Я сделал глубокий вдох.
Камилла смогла воскресить прошлое, вытащила хронику жизни моего посетителя из могилы, которую он делил с каждым, кто уложил его туда преждевременно. Моя любимая смогла применить свои исследовательские способности ученого, чтобы найти этот потерянный фрагмент истории, а теперь разум, совершивший этот подвиг увековечения, утратил воспоминания о трети жизни, оставив только те годы, пока она поддерживала жизнь во мне издалека, она забыла даже о нашей встрече во взрослом возрасте и свадьбе. Такой контраст между тем, что Кэм сделала для Генри и не могла сделать для себя, — это слишком.
Я заплакал.
Я плакал тихо, сдерживая рыдания — зачем беспокоить ее своей болью? Но тем не менее я оплакивал нашу потерпевшую кораблекрушение, заключенную в клетку гуманность, Камиллу и себя, а также, несмотря на мое отчаяние, нашего посетителя, умиравшего в цюрихской постели, зараженного, одинокого и забытого, даже Лизы не было рядом.

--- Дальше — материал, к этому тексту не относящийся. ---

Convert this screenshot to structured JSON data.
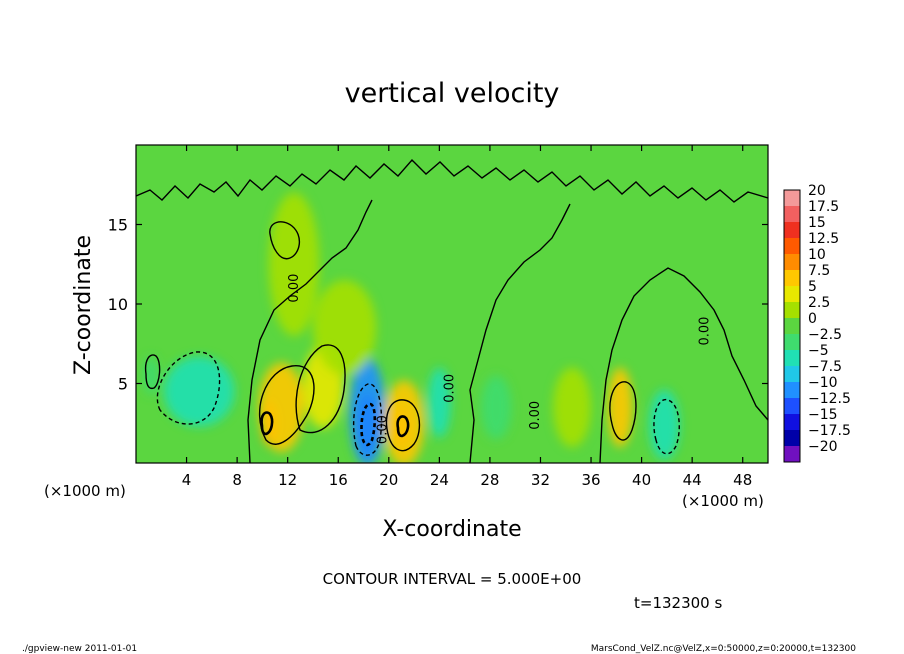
{
  "chart_data": {
    "type": "heatmap",
    "title": "vertical velocity",
    "xlabel": "X-coordinate",
    "ylabel": "Z-coordinate",
    "x_unit_left": "(×1000 m)",
    "x_unit_right": "(×1000 m)",
    "xlim": [
      0,
      50
    ],
    "ylim": [
      0,
      20
    ],
    "x_ticks": [
      "4",
      "8",
      "12",
      "16",
      "20",
      "24",
      "28",
      "32",
      "36",
      "40",
      "44",
      "48"
    ],
    "x_tick_values": [
      4,
      8,
      12,
      16,
      20,
      24,
      28,
      32,
      36,
      40,
      44,
      48
    ],
    "y_ticks": [
      "5",
      "10",
      "15"
    ],
    "y_tick_values": [
      5,
      10,
      15
    ],
    "contour_labels": [
      {
        "text": "0.00",
        "x": 12.8,
        "y": 11.0
      },
      {
        "text": "0.00",
        "x": 19.8,
        "y": 2.1
      },
      {
        "text": "0.00",
        "x": 25.1,
        "y": 4.7
      },
      {
        "text": "0.00",
        "x": 31.9,
        "y": 3.0
      },
      {
        "text": "0.00",
        "x": 45.3,
        "y": 8.3
      }
    ],
    "cells": [
      {
        "x": 10.5,
        "y": 2.5,
        "rx": 0.6,
        "ry": 1.4,
        "value": 11
      },
      {
        "x": 11.5,
        "y": 3.5,
        "rx": 1.8,
        "ry": 2.8,
        "value": 7
      },
      {
        "x": 14.8,
        "y": 4.8,
        "rx": 1.6,
        "ry": 2.6,
        "value": 6
      },
      {
        "x": 18.3,
        "y": 2.4,
        "rx": 0.8,
        "ry": 2.0,
        "value": -14
      },
      {
        "x": 18.3,
        "y": 3.2,
        "rx": 1.4,
        "ry": 3.4,
        "value": -9
      },
      {
        "x": 21.0,
        "y": 2.3,
        "rx": 0.6,
        "ry": 1.3,
        "value": 11
      },
      {
        "x": 21.2,
        "y": 2.5,
        "rx": 1.6,
        "ry": 2.7,
        "value": 7
      },
      {
        "x": 24.0,
        "y": 3.8,
        "rx": 0.9,
        "ry": 2.2,
        "value": -6
      },
      {
        "x": 5.0,
        "y": 4.5,
        "rx": 2.8,
        "ry": 2.2,
        "value": -5
      },
      {
        "x": 1.2,
        "y": 5.5,
        "rx": 0.6,
        "ry": 1.2,
        "value": -3
      },
      {
        "x": 38.3,
        "y": 3.5,
        "rx": 1.0,
        "ry": 2.5,
        "value": 7
      },
      {
        "x": 41.8,
        "y": 2.4,
        "rx": 1.2,
        "ry": 2.2,
        "value": -4
      },
      {
        "x": 28.5,
        "y": 3.5,
        "rx": 1.2,
        "ry": 2.0,
        "value": -2
      },
      {
        "x": 34.5,
        "y": 3.5,
        "rx": 1.5,
        "ry": 2.5,
        "value": 2
      },
      {
        "x": 12.5,
        "y": 12.5,
        "rx": 2.0,
        "ry": 4.5,
        "value": 2
      },
      {
        "x": 16.5,
        "y": 8.5,
        "rx": 2.5,
        "ry": 3.0,
        "value": 3
      }
    ],
    "colorbar": {
      "labels": [
        "20",
        "17.5",
        "15",
        "12.5",
        "10",
        "7.5",
        "5",
        "2.5",
        "0",
        "-2.5",
        "-5",
        "-7.5",
        "-10",
        "-12.5",
        "-15",
        "-17.5",
        "-20"
      ],
      "colors": [
        "#f49a9a",
        "#f26060",
        "#ef3020",
        "#ff5a00",
        "#ff8c00",
        "#ffc800",
        "#e8e800",
        "#a5e000",
        "#5bd640",
        "#3fdc6e",
        "#20e0b4",
        "#20c8e8",
        "#2090ff",
        "#1d50ff",
        "#1010e0",
        "#0000a8",
        "#7010c0"
      ]
    },
    "contour_interval_text": "CONTOUR INTERVAL = 5.000E+00",
    "time_text": "t=132300 s"
  },
  "footer": {
    "left": "./gpview-new   2011-01-01",
    "right": "MarsCond_VelZ.nc@VelZ,x=0:50000,z=0:20000,t=132300"
  }
}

Его образ, который я настойчиво отгонял в течение этих двух лет, был последним, что вырисовывалось передо мной, пока я засыпал на рассвете нового года, история Камиллы о нем и новом витке ДНК, что связала меня с ним, вернула мне эти глаза цвета ночного неба. Я поприветствовал его как старого друга или блудного сына, все еще молчаливого, все еще загадочного, но приятно уже то, что меня преследовал облик, запечатленный Пети, а не портрет больного Генри, сделанный в Мюнхене, когда он преодолел последний отрезок своего путешествия. По крайней мере, он был в расцвете сил, я познал красоту его темных глаз и мощь его сопротивления, то, как он упорствовал на протяжении столетия, чтобы найти меня, потомка двух мужчин, которые определили его судьбу. Я обрадовался его лицу в своих снах, как никогда раньше, и позволил ему усыпить меня.

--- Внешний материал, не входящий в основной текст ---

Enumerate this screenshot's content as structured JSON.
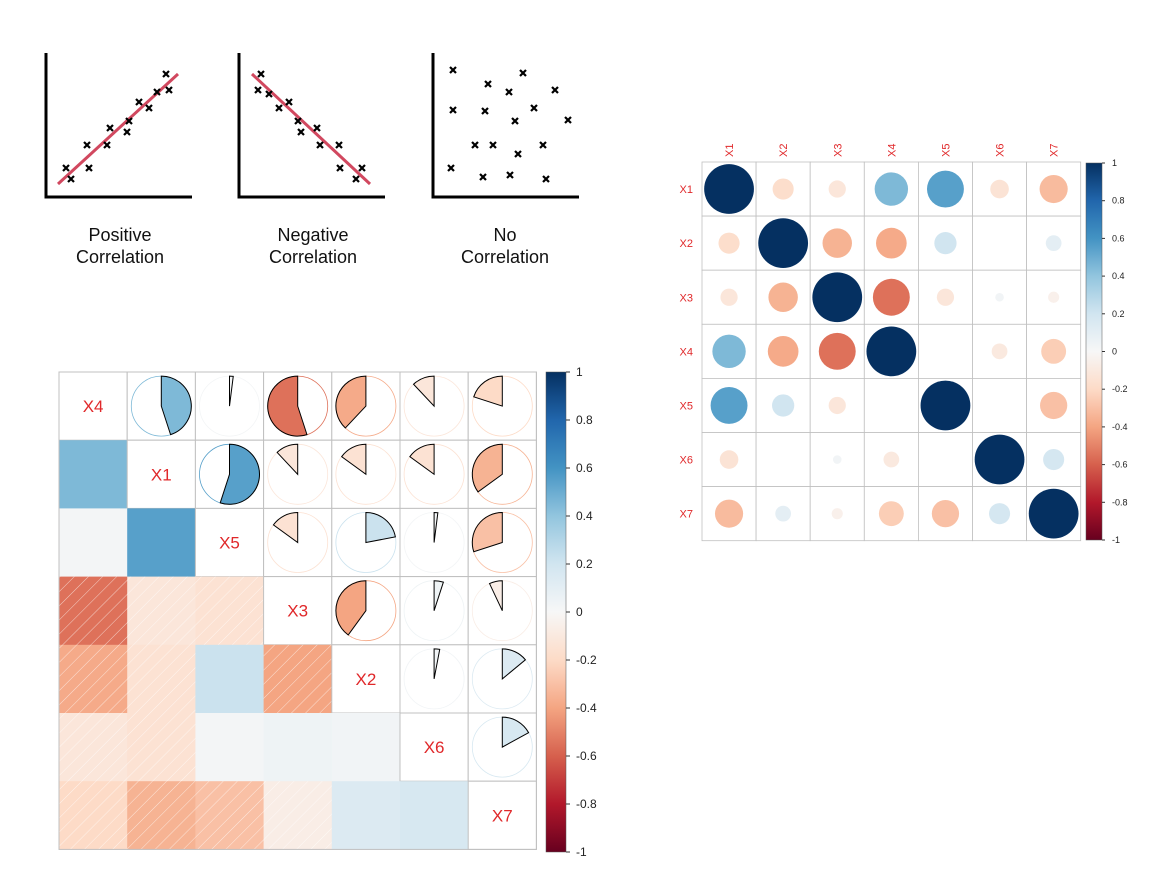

Когда я проснулся несколько часов спустя, моя Кэм сидела рядом в постели, держа рукопись, которую сама же написала более двух лет назад и которую я по недосмотру оставил открытой на одеяле. Я собирался пробормотать какие-то объяснения, извиниться за то, что подверг ее насильственному акту встречи с прежним «я», искал слова, которые могли бы обрисовать контекст столь длительного подавления, но вдруг понял, что с моей стороны никаких оправданий не требуется.
Достаточно было увидеть ее лицо, ее прежнюю улыбку, привычную бодрость во взгляде. И понять, что…
— Да, — сказала Камилла. — Это я. И всегда была я.
ШЕСТЬ
Есть одна вещь, которая действительно ужасает в этом мире, — то, что у каждого имеются свои причины.
Жан Ренуар. Правила игры
Разумеется, это была она. Разумеется, это всегда была она. Разумеется, все эти месяцы ответ лежал прямо перед носом, нужно было просто использовать ее прошлый голос, чтобы вылечить амнезию, и только переполнявшее меня облегчение заглушило упрек в том, что это могло случиться раньше, в первый же день, когда ее привезли на носилках из Берлина, если бы я не был так охвачен ненавистью. Камилла прочитала по лицу, о чем я думаю, и покачала головой.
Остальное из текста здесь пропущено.